After 30 years of sweeps, stings and massive arrests, what is still taking place in Liberty Square proves the drug gangs are undeterred. A $270,000 surveillance system was supposed to stop the violence, but the cameras often don't work. Perhaps, as in the opening scene of the TV show The Wire they were hit by someone throwing rocks.

Forgive me for asking but are drugs even the "cause" of the violence?

Most drugs lack the pharmacological properties to cause violence themselves. Al Capone didn't shoot people because he was drunk, and Nino Brown didn't kill people because he was high on crack.

The violence occurs, according to Harvard Professor Jeffrey Miron, largely because of prohibition. "We don't see violence being used to resolve disputes in legal industries, with rare, rare, rare exceptions" says Miron. He estimates that 50 percent of the violence we are seeing -- like that in Liberty square -- is an effort to resolve disputes in underground markets. And getting rid of one murderous drug dealer, like a Nino Brown, is only a temporary fix. He is quickly replaced.

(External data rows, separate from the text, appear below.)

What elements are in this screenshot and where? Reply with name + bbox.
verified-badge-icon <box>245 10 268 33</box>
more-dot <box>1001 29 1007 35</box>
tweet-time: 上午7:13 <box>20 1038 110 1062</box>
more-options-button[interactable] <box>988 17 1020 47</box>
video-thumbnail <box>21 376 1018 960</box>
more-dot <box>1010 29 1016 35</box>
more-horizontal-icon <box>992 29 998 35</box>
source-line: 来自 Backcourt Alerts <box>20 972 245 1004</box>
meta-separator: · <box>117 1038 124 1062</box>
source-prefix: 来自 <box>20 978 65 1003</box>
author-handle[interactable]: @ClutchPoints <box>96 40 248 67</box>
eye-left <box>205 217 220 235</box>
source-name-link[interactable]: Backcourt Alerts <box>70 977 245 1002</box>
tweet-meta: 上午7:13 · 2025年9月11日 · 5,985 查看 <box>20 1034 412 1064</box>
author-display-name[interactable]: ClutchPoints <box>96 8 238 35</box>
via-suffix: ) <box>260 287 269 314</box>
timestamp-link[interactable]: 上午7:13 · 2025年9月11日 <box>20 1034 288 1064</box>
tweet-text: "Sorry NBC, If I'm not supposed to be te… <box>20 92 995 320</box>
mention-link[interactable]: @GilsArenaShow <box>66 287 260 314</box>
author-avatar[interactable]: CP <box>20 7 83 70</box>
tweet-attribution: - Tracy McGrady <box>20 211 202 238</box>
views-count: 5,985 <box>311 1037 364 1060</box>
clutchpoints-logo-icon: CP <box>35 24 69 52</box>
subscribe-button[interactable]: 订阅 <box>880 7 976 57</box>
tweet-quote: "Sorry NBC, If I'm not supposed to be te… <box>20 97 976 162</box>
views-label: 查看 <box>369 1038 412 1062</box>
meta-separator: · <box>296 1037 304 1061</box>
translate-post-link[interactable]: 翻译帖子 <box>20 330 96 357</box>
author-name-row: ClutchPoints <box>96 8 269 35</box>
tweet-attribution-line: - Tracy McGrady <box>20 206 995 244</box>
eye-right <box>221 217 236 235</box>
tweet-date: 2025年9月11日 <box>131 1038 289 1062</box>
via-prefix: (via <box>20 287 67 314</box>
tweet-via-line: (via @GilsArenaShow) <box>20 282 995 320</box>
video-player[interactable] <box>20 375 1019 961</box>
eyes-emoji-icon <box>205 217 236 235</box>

The war on drugs has only succeeded in creating a lucrative black market. The price of an ounce of cocaine is three times higher than an ounce of gold. A rational consumer would not buy a toxic substance at such a price. But addicts are not rational; the high price will not stop the demand.

The very idea of a "war on drugs" is part of the problem. As Professor Kenneth Nunn pointed out wars are not fought against inanimate objects. They are fought against people. Intentionally or not by targeting low-income communities -- like Liberty City -- it has become in effect a war against the black underclass. In her book, The New Jim Crow, Michelle Alexander has written that in many large cities black youths on the streets of inner cities are subject to sweeps in which groups are rounded up -- those who fit the profile -- locked down and told if they plead guilty they will get probation. Most plead.

Years ago in the 1990s, I was called into Channel 7 as an expert to watch a video about a sweep taking place at an inner city apartment building. Police dressed in SWAT gear formed a ring around the building. They ordered everyone coming in or out to lie down and turn their pockets inside out. I still remember a little girl and her mother being searched at gunpoint. The little girl was crying. I hope that tactics like these are not being used in Miami. But the problem with the military mindset is that the end tends to justify the means.

Closing Down the Carter

When the show The Wire comes on -- an HBO drama about drugs and crime -- it shows scenes from Baltimore's inner city with a blues song about good and evil playing in the background. That linkage: sin-drugs-ghetto drives our moral panic. We have to get beyond this imagery to solve the urban crisis we face. I want to propose a radical solution. I use radical in its original sense -- as in getting to the root cause of a problem.

Liberty city like so many inner city areas represents the legacy of our segregated past. The black poor are concentrated there in ghettos where, as Julius Wilson has noted, work has disappeared. How can we begin address this? A massive jobs program would help. But before that happens here is an idea:

If dangerous chemicals contaminated a building, the city would consider relocation to deal with the public health problem. That is ultimately what the drug problem is. In the aftermath of a crash in housing prices, thousands of homes are now available for sale or rent at fire-sale prices. Why not fund relocation of innocent Liberty City families into some of these homes. The city would have to fund the cost of a first months rent, security deposit and moving fees.

Liberty Square could be condemned as a nuisance. It could then be turned over to some community use, perhaps a new community center. This will cost hundreds of thousands of dollars, of course. But this will be far cheaper than continuing our local version of the drug war if you consider the potential $65,000 a year it costs to incarcerate one person. And how much would it cost to replace a failing $270,000 camera system?

Whatever the cost lets make sure the children of Liberty Square can finally be safe.

Donald Jones is professor of law at the University of Miami where he teaches constitutional law. He is the author of "Race, Sex and Suspicion: The Myth of the Black Male" (Greenwood Press 2005).